Robin Thorne

Personal information
- Full name: Robin Kidger Thorne
- Born: 4 April 1930 Port Elizabeth, South Africa
- Died: 20 April 2017 (aged 87) Sonning, Berkshire, England
- Batting: Right-handed
- Bowling: Right-arm medium
- Role: All-rounder

Domestic team information
- 1948/49–1964/65: Border

Career statistics
| Competition | FC |
| Matches | 44 |
| Runs scored | 1,751 |
| Batting average | 23.66 |
| 100s/50s | 1/11 |
| Top score | 100 |
| Balls bowled | 10,631 |
| Wickets | 164 |
| Bowling average | 20.00 |
| 5 wickets in innings | 9 |
| 10 wickets in match | 3 |
| Best bowling | 8/101 |
| Catches/stumpings | 26/– |
- Source: Cricinfo, 21 April 2024

= Robin Thorne (cricketer) =

South African cricketer

Robin Kidger Thorne (4 April 1930 – 20 April 2017) was a South African cricketer. He played in 44 first-class matches, mostly for Border, from 1948–49 to 1964–65.

Thorne was a right-arm pace bowler and useful lower-order batsman. His best first-class bowling figures were 8 for 101 against the touring New Zealanders in 1961–62. His best figures in the Currie Cup were 7 for 40 against Rhodesia in 1959–60. His only century came against Orange Free State in 1962–63, when he scored exactly 100.
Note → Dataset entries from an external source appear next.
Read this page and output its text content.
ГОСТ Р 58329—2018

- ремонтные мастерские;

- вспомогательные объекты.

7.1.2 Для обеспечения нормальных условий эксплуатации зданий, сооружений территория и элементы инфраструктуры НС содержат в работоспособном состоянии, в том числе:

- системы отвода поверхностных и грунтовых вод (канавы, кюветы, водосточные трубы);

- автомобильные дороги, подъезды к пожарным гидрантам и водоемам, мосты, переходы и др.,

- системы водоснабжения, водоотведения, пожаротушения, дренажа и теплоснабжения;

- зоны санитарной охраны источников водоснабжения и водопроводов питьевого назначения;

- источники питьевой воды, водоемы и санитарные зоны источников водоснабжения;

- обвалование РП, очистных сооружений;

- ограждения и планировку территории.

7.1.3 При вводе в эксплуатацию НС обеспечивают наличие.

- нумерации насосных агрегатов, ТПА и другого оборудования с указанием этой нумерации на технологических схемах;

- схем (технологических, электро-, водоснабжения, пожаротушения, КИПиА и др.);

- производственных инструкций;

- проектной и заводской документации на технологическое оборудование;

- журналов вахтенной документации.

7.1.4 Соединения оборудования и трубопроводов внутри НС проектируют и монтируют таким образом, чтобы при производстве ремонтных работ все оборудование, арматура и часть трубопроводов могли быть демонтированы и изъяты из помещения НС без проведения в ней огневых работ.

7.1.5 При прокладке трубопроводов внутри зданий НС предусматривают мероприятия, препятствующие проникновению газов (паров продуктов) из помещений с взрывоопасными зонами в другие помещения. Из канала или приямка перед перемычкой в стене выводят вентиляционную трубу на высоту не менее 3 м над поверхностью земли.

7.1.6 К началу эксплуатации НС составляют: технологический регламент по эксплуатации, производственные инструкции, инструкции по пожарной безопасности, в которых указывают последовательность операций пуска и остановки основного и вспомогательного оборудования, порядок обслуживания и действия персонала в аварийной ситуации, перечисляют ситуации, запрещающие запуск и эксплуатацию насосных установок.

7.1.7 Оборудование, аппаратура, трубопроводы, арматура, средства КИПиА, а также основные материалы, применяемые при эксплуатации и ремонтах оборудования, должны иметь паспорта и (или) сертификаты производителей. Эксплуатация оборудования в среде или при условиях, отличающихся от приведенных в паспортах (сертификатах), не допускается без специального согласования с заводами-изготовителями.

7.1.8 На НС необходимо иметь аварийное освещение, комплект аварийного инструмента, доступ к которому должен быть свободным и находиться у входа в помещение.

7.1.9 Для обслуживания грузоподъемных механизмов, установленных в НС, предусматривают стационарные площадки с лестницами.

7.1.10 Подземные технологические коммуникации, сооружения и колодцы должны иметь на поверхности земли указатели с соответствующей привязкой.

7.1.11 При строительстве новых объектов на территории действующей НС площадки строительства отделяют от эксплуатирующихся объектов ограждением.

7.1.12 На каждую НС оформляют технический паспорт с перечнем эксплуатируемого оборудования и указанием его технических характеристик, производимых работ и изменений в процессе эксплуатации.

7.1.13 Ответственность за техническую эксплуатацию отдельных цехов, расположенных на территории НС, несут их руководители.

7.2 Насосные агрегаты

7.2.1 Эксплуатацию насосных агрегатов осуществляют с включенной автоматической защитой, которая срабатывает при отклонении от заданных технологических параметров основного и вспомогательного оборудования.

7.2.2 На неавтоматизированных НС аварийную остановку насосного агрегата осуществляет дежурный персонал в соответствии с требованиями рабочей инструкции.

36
In his first first-class match, aged 18, against the touring MCC in 1948–49, Thorne's first wicket was of Len Hutton, bowled. In his last first-class match, 16 years later, also against a touring MCC team, his last first-class wicket was of Mike Brearley, also bowled.

Thorne coached for many years in South Africa, much of the time in the black townships, before settling in England.